The two ties already played in this season’s Champions League second round hardly offered UEFA their grand vision of what elite European club football should look like. The match between PSG and Real Madrid was largely soporific, settled by a very late Kylian Mbappe goal, and with the major talking point being Lionel Messi’s missed penalty.

With the lavish array of attacking talent on hand for PSG, it is probably unsurprising that Real Madrid hunkered down for 90 minutes and hoped for the best, but it didn’t make for a particularly edifying spectacle. Meanwhile in the other match, Manchester City’s 5-0 cruise to victory has already rendered their second leg an almost complete waste of time. The only beneficiaries of this match even being played will be the broadcasters themselves.

And here is where we come to the crux of the issue. Two-legged cup ties are fundamentally unsatisfying. Watching a 90-minute match play out and remembering that, actually, we’ve only reached half-time, is unsatisfying, especially when the matches are spread out so thinly over the calendar. This second round is taking a jaw-dropping 29 days to complete, by which time just eight clubs will have been eliminated. It doesn’t feel like the high-octane, social media friendly, knockout football that the Champions League claims to offer.

But the primary answer that football seems to have is…more matches. Pile it high and sell it expensive. Never mind the quality, feel the width. Broadcasters simply won’t pay as much for fewer matches, and this will mean that both clubs and organising bodies end up getting less money, and that can never, ever be allowed to happen. This is why the Premier League never cut itself down to 18 clubs, as it had originally promised. It’s why the European Cup became the Champions League. It’s why the World Cup is bloating itself to 48 teams, with plans to go biennial.

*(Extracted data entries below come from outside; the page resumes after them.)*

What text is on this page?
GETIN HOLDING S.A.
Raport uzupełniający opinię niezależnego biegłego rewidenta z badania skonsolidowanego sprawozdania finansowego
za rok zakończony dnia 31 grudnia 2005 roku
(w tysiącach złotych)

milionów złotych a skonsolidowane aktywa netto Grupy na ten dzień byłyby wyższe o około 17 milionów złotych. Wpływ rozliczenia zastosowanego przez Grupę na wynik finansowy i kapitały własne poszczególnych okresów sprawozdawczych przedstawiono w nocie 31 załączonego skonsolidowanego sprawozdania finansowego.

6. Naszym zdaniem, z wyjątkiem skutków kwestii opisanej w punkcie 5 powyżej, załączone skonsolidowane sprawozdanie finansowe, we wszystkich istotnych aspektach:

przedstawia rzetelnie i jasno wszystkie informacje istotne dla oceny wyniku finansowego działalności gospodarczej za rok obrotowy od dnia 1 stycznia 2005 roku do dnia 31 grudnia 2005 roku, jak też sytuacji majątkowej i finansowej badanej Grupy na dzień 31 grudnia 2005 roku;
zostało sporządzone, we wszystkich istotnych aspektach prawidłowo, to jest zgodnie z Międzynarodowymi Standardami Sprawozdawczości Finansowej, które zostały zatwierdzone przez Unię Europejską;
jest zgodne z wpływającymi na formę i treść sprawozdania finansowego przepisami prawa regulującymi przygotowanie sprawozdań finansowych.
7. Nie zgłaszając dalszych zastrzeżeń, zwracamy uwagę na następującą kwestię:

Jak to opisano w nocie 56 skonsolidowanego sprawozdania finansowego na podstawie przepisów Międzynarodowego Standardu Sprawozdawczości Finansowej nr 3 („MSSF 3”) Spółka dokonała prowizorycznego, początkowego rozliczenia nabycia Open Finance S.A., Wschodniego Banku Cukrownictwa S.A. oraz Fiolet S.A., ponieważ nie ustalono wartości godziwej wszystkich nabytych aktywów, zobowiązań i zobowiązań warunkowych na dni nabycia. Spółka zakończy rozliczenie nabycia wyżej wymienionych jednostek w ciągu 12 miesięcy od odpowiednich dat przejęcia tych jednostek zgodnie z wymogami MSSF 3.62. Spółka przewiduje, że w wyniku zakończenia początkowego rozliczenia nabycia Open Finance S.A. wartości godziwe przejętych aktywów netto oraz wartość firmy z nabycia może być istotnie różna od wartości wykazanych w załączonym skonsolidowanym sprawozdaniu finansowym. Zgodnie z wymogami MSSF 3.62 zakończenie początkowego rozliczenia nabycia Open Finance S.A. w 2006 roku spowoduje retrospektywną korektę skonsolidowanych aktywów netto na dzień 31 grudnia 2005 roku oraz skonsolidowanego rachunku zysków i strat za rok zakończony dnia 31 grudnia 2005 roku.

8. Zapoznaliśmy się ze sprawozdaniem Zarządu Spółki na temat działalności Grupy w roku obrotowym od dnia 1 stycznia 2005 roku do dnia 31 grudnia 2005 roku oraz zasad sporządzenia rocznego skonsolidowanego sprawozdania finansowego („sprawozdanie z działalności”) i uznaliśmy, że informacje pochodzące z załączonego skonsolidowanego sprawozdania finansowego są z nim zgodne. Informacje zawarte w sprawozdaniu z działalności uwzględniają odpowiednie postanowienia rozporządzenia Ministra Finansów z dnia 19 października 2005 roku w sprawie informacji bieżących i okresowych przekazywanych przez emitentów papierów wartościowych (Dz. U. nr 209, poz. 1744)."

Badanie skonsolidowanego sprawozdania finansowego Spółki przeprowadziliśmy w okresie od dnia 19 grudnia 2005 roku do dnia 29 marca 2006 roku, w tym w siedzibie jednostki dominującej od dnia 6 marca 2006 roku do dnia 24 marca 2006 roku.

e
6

The one constant theme of the commercialisation of football is that there must always be more, more, more. The biggest against the biggest, in perpetuity. If we think there’s a chance that the broadcasters would for a second allow a halving of the number of matches in the latter stages of the competition, then we’re probably being hopelessly naive. And the big clubs seldom complain about two-legged matches either. After all, if they mess up in a first leg against more modest opposition, they’ve got an instant do-over.

So when we talk about fixture congestion, these matches are never considered ripe for deletion. What, exactly, would be the appeal of the second leg of the tie between Sporting and Manchester City to any viewer? This tie is already done. For the full range of fan, from the interested neutral to the hardcore fanatic, there is little reason to be tuning in, beyond seeing City running down the clock to just get the evening over and done with. Football has rendered itself utterly unable to prevent these ties from ending up like this.

The match between PSG and Real Madrid presents UEFA with another problem. If away goals are out of date, but not having them results in matches like that seen in Paris, then what are they to do? Abolishing two-legged matches would capture all of the drama that people tune in for, and UEFA already know this. But talk of fixture congestion and the pressures put upon players from having to travel hundreds of miles for these matches will always pall in comparison with the best interests of broadcasters and the biggest clubs.

Football can’t be too entertaining or too equal because of who that will upset, and that is a square that its governing bodies need to circle if the game is to continue its growth throughout the years ahead.